Education to (re)connect with Indigenous culture
Soosay said accurately reflecting different elements of Cree culture in this project is important to her because she has not always felt rooted in her culture in the same way some of her peers have.
Her family did not actively participate in cultural events like Powwows and other ceremonies. Her father, who was Cree, left the family when she was young. In his youth, he attended the Ermineskin Indian Residential School. Her mother, who grew up in the Tsuut’ina Nation near Calgary, Alta., attended a day school and was likewise disconnected from her roots.
“My mom never knew her culture and never knew her language. And my dad was told as a kid that he couldn’t speak his language,” she said. “It affected not just them, but it affected their children and their children’s children.”
“So that was part of my goal, being able to learn something that I can do that’s cultural.”
Applying her research to Indigenous education
Being an educator as well as a lifelong learner, Soosay said she’s also focused on the benefit this kind of project can bring to others in her community.
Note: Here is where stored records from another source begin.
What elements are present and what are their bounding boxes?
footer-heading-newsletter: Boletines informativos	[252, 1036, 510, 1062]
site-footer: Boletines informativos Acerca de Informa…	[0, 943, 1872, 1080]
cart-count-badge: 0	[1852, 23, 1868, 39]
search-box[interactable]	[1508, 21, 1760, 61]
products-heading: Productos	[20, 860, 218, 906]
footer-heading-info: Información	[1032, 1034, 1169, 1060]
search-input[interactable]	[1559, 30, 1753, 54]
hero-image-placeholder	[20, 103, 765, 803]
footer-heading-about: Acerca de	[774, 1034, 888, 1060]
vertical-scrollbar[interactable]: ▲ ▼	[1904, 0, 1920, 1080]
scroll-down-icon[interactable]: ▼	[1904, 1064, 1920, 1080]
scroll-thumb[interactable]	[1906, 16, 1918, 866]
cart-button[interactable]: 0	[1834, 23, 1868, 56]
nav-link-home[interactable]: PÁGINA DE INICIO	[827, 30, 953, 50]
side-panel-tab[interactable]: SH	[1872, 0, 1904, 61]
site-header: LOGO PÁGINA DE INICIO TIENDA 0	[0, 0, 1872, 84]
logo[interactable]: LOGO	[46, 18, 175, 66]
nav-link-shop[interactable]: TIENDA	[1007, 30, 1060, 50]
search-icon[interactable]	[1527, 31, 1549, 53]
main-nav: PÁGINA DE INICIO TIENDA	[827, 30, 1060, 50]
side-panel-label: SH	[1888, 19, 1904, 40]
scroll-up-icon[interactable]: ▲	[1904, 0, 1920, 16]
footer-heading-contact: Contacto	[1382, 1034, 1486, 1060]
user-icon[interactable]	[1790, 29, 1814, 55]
As the title of her thesis implies, her work is not just about creating a virtual reality experience, but also about it being an asset that can promote cultural learning and sharing within her community.
And this benefit can be especially poignant for others who, like her, who have struggled with learning and understanding what it means to be Cree. Her experience working in the local high school as brought this potential benefit for students sharply into focus—being aware of and developing pride in Cree culture.
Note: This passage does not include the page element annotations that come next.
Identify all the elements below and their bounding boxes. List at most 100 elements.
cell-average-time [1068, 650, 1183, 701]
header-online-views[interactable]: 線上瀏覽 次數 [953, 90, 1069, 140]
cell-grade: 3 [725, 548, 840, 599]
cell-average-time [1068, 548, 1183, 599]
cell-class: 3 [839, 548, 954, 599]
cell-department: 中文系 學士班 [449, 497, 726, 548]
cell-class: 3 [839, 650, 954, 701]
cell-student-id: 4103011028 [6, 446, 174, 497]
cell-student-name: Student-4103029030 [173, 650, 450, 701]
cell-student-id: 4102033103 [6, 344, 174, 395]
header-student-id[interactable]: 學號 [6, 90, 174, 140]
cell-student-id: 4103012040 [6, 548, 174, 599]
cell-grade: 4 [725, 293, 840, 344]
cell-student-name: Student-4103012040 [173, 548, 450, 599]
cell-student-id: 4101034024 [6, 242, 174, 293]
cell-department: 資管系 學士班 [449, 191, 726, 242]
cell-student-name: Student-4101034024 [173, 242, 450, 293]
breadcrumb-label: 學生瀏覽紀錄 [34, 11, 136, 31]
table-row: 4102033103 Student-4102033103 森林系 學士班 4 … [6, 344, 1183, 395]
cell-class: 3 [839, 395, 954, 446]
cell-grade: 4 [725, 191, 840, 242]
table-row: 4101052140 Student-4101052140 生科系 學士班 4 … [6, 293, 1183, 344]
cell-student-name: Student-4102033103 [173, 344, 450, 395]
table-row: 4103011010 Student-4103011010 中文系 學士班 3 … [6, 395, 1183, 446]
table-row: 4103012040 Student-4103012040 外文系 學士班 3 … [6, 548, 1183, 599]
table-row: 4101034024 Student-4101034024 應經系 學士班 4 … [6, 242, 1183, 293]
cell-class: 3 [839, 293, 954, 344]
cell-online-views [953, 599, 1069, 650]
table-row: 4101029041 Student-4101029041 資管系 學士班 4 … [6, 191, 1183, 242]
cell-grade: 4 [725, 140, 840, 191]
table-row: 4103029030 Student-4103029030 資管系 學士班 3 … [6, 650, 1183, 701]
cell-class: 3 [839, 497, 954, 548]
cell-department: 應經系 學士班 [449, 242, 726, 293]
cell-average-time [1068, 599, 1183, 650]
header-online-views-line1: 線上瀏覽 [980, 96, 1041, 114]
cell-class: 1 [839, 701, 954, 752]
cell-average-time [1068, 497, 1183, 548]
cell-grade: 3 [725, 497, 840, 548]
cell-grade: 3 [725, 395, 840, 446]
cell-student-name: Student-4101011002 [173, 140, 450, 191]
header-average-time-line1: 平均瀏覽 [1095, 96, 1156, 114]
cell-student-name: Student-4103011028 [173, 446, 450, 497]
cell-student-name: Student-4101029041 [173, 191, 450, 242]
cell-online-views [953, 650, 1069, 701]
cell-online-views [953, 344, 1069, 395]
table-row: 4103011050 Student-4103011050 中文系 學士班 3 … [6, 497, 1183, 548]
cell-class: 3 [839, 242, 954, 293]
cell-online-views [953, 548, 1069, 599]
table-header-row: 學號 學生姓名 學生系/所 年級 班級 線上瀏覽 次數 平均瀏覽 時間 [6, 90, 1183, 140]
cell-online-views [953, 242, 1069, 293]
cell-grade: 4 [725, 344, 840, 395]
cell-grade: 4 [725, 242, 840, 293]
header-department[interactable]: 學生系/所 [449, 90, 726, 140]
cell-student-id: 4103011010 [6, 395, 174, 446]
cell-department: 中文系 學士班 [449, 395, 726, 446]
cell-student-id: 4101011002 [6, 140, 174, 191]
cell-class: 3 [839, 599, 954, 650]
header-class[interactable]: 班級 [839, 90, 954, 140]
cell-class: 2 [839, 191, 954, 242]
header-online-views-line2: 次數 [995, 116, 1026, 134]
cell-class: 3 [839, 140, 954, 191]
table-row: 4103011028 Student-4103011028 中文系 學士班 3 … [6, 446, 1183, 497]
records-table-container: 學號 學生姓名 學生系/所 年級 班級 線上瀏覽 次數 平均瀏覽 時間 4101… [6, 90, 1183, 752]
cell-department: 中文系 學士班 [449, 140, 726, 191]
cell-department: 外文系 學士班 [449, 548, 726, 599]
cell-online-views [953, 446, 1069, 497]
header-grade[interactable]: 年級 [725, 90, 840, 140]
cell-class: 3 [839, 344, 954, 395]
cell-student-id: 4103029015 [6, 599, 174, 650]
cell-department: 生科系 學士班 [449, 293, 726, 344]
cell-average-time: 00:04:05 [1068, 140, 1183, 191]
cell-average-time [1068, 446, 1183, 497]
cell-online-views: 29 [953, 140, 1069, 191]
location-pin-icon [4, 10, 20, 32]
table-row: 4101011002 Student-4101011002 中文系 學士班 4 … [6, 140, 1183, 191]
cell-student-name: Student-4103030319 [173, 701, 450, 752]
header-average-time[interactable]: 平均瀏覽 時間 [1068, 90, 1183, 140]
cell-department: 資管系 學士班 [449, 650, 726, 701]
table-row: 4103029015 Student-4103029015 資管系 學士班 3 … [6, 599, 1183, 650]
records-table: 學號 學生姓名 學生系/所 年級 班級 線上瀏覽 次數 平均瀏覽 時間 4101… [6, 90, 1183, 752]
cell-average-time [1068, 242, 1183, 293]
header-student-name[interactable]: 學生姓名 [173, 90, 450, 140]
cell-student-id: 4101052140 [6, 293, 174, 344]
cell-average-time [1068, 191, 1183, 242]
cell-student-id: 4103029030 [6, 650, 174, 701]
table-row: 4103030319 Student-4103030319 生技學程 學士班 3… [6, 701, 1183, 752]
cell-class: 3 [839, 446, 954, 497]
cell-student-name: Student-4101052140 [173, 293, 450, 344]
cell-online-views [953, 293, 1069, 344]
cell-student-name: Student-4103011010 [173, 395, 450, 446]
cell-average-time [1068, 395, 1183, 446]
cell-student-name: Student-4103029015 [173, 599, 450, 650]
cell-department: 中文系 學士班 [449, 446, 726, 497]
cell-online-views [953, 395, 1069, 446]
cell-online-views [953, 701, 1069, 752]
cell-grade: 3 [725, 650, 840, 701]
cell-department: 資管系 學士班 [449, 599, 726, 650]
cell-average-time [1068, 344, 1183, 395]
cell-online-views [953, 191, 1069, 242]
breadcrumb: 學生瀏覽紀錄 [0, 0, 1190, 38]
“It’s good to give the kids something they can learn that they’re proud of,” she said. “I spoke with the sewing teacher at the high school, and she said watching the kids making something for themselves, makes them proud of not just themselves, but proud of being Cree.”
Graduate Student Research Fund
While Soosay already had some of the technology she needed to complete the project, the cost of the remaining components she needed had presented a potential barrier. She was able to easily overcome this with funding from AU’s Graduate Student Research Fund.
That funding helped her to purchase camera equipment and to provide an honorarium to the Elder who is helping provide the ribbon-skirt-making instructions for the project.